Altieri and colleagues showed that, in cancer, MFF interacts with VDAC1, a mitochondrial regulator of cell death, shutting down its function to keep tumor cells alive. The researchers found that disruption of the MFF-VDAC1 complex activated multiple mechanisms of mitochondrial cell death, inhibiting tumor cell proliferation and reducing tumor growth in a preclinical model.
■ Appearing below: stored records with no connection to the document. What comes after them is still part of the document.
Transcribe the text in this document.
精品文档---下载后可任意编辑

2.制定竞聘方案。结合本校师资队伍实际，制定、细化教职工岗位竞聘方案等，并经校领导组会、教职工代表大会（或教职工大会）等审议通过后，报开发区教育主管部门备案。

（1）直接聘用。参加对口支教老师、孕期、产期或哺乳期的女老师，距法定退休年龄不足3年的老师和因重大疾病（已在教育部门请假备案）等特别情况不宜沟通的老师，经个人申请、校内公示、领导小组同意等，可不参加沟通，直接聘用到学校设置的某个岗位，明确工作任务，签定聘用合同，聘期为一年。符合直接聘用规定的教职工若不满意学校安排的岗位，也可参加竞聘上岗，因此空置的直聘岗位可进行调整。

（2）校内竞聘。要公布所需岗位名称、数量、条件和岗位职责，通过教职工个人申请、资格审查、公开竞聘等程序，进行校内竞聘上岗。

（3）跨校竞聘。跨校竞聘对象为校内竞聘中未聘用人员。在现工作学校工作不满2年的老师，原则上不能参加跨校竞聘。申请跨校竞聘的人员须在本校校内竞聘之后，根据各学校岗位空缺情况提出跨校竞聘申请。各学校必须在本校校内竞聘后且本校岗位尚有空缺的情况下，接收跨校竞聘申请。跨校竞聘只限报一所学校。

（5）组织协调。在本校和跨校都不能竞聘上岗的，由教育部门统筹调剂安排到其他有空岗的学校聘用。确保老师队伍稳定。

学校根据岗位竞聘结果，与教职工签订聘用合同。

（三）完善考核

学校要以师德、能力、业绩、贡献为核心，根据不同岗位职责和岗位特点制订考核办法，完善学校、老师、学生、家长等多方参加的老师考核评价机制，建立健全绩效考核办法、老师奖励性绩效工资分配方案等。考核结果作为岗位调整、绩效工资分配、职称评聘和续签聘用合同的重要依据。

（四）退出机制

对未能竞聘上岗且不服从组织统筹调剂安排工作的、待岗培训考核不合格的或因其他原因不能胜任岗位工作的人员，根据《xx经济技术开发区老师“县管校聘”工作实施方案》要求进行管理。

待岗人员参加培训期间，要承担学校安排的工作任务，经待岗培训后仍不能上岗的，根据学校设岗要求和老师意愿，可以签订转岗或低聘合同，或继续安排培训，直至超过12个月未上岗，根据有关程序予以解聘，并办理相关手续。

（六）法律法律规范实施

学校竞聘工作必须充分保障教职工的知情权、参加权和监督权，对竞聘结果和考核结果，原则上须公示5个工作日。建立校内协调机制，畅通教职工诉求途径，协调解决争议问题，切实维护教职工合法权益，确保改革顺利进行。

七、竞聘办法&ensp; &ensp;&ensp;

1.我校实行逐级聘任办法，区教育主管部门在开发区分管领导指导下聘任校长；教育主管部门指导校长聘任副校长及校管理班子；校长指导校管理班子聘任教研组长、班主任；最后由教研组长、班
“In our setting, MFF targeting delivered preclinical anticancer activity,” said Ekta Agarwal, Ph.D., a postdoctoral fellow in the Altieri laboratory and co-first author on the study. “Our data indicate that disruption of the MFF-VDAC1 complex may represent a novel therapeutic strategy that could potentially be effective in a broad array of cancers.”

Co-authors: Jae Ho Seo (co-first author), and Young Chan Chae from Wistar; Yu Geon Lee from Ulsan National Institute of Science and Technology, Ulsan, Republic of Korea; David S. Garlick from Histo-Scientific Research Laboratories, Mount Jackson, VA; Alessandra Maria Storaci, Stefano Ferrero, Umberto Gianelli, and Valentina Vaira from Fondazione IRCCS Cà Granda Ospedale Maggiore Policlinico, Milan, Italy, and University of Milan, Italy; and Gabriella Gaudioso from Fondazione IRCCS Cà Granda Ospedale Maggiore Policlinico.

Work supported by: National Institutes of Health (NIH) grants P01 CA140043 and R35 CA220446 and grants from Fondazione Cariplo, the Italian Minister of Health and the National Research Foundation of Korea. Additional support was provided by the Ulsan National Institute of Science and Technology (UNIST), Korea, and the University of Milan, Italy. Core support for The Wistar Institute was provided by the Cancer Center Support Grant P30CA010815.

Publication information: Mitochondrial fission factor is a novel Myc-dependent regulator of mitochondrial permeability in cancer, EBioMedicine (2019). Online publication.

###

The Wistar Institute is an international leader in biomedical research with special expertise in cancer, immunology, infectious disease research, and vaccine development. Founded in 1892 as the first independent nonprofit biomedical research institute in the United States, Wistar has held the prestigious Cancer Center designation from the National Cancer Institute since 1972. The Institute works actively to ensure that research advances move from the laboratory to the clinic as quickly as possible. wistar.org.